Sistema político sectário
No Líbano, a ligação entre religião e política é antiga. A Constituição divide o poder entre os 18 grupos religiosos – em sua maioria, muçulmanos xiitas e sunitas; mas também há drusos e diversos grupos cristãos.
A ameaça de conflitos se impõe sempre que falha o equilíbrio de poder. O pior exemplo até hoje foi a guerra civil libanesa, entre 1975 e 1990. Os xiitas, maior grupo religioso do país, representam cerca de 40% da população. Desde o fim do conflito, o Hisbolá assumiu a representação política da confissão.
O "Partido de Deus" defende uma política contrária à do governo libanês, que é apoiado pelo Ocidente e pela Arábia Saudita. Em julho de 2006, um incidente na fronteira levou à guerra de 34 dias entre a milícia xiita libanesa e Israel.
Auxílio para reconstrução do Líbano
Ainda há muitos vestígios da guerra no sul de Beirute. Os habitantes sofreram com o conflito, mas também foram ajudados pelo Hisbolá. O grupo deu mil dólares de auxílio financeiro imediato às famílias que perderam suas casas em bombardeios israelenses. Com a assistência, vem a gratidão – e a dependência. Aqui, não faltam elogios ao Hisbolá liderado por Hassan Nasrallah.
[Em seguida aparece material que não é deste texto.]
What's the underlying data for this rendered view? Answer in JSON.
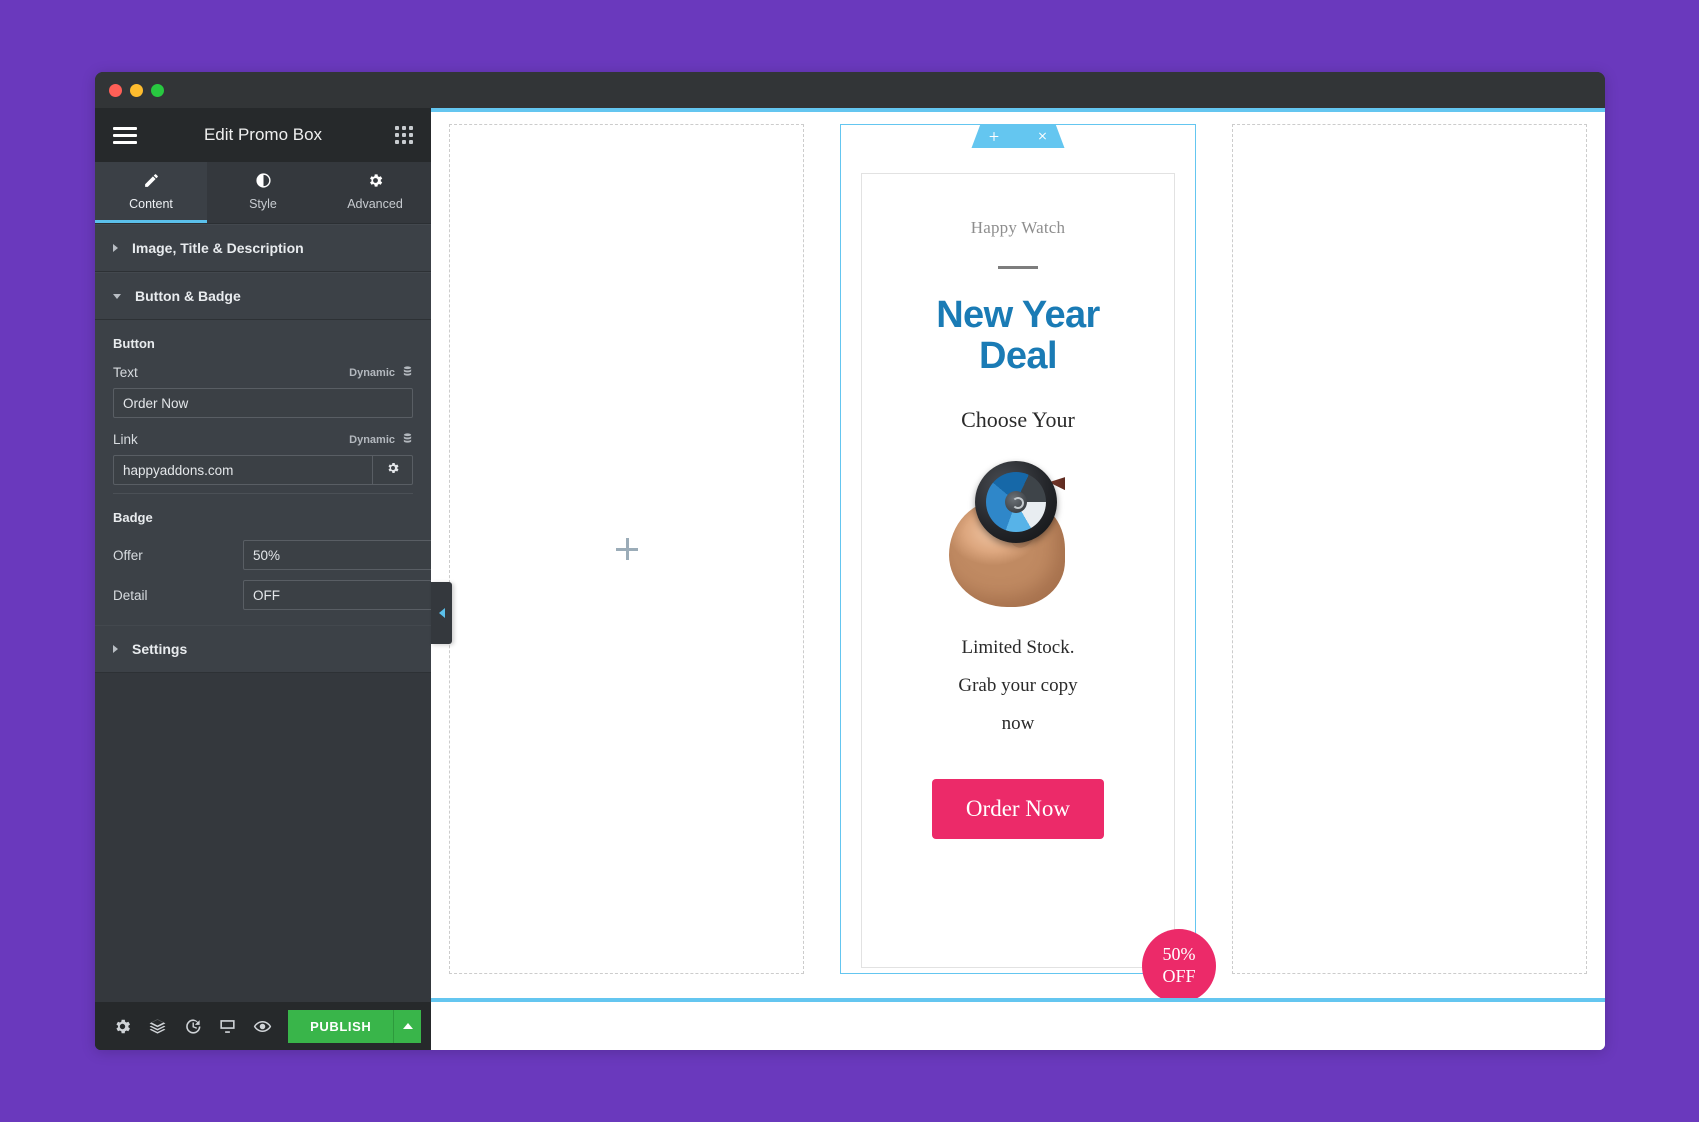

Os não-xiitas também admiram o espírito de luta e a força militar do Hisbolá. Atributos que, por outro lado, também infligem temores.
Parte da influente comunidade cristã mantém relações com o Hisbolá. Entretanto, outros grupos cristãos e conjuntos sunitas e drusos acusam esses cristãos de sempre mergulharem o Líbano em novas guerras com Israel. Além disso, criticam o Hisbolá de querer colocar o país sob a influência do Irã e da Síria, com o propósito de, no longo prazo, querer dominar o país com um regime xiita.
"Em nenhum momento, criar uma república islâmica fez parte do plano político do Hisbolá", rebate Nawaf Al Musawi, responsável pelas relações exteriores do grupo. "Desde a fundação do partido, trabalhamos por um consenso nacional, curso que seguimos até hoje".
Hisbolá: um fator de poder
Seja como for, o Hisbolá é fortemente armado. Trata-se da única milícia que não abandonou as armas após o fim da guerra civil, em 1990. Atualmente, continua importando armas ilegalmente. A milícia não faz questão de divulgar a existência do arsenal, mas a sabida existência das armas causa desconfiança entre a população.
Em entrevista à DW-WORLD.DE, o Sheikh Mohammed Hussein Fadlallah, maior líder religioso xiita do Líbano, tenta apaziguar: "Há tempos o Hisbolá deixou claro que as armas do grupo não estão voltadas contra outras confissões do país, ou que são destinadas ao uso interno. Estas armas existem para a defesa de agressões por parte de Israel", disse.
Fadlallah é tido como líder espiritual do Hisbolá, mas não radicaliza o discurso contra os chamados "infiéis". Na entrevista, ele defendeu o diálogo entre sunitas e cristãos e condenou todos os ataques de grupos terroristas islâmicos nos Estados Unidos e na Europa. Contudo, Fadlallah chamou a atenção ao não criticar a violência contra Israel. Nesse contexto, o Hisbolá não fala de Jihad ou "guerra santa", preferindo usar o termo "resistência nacional".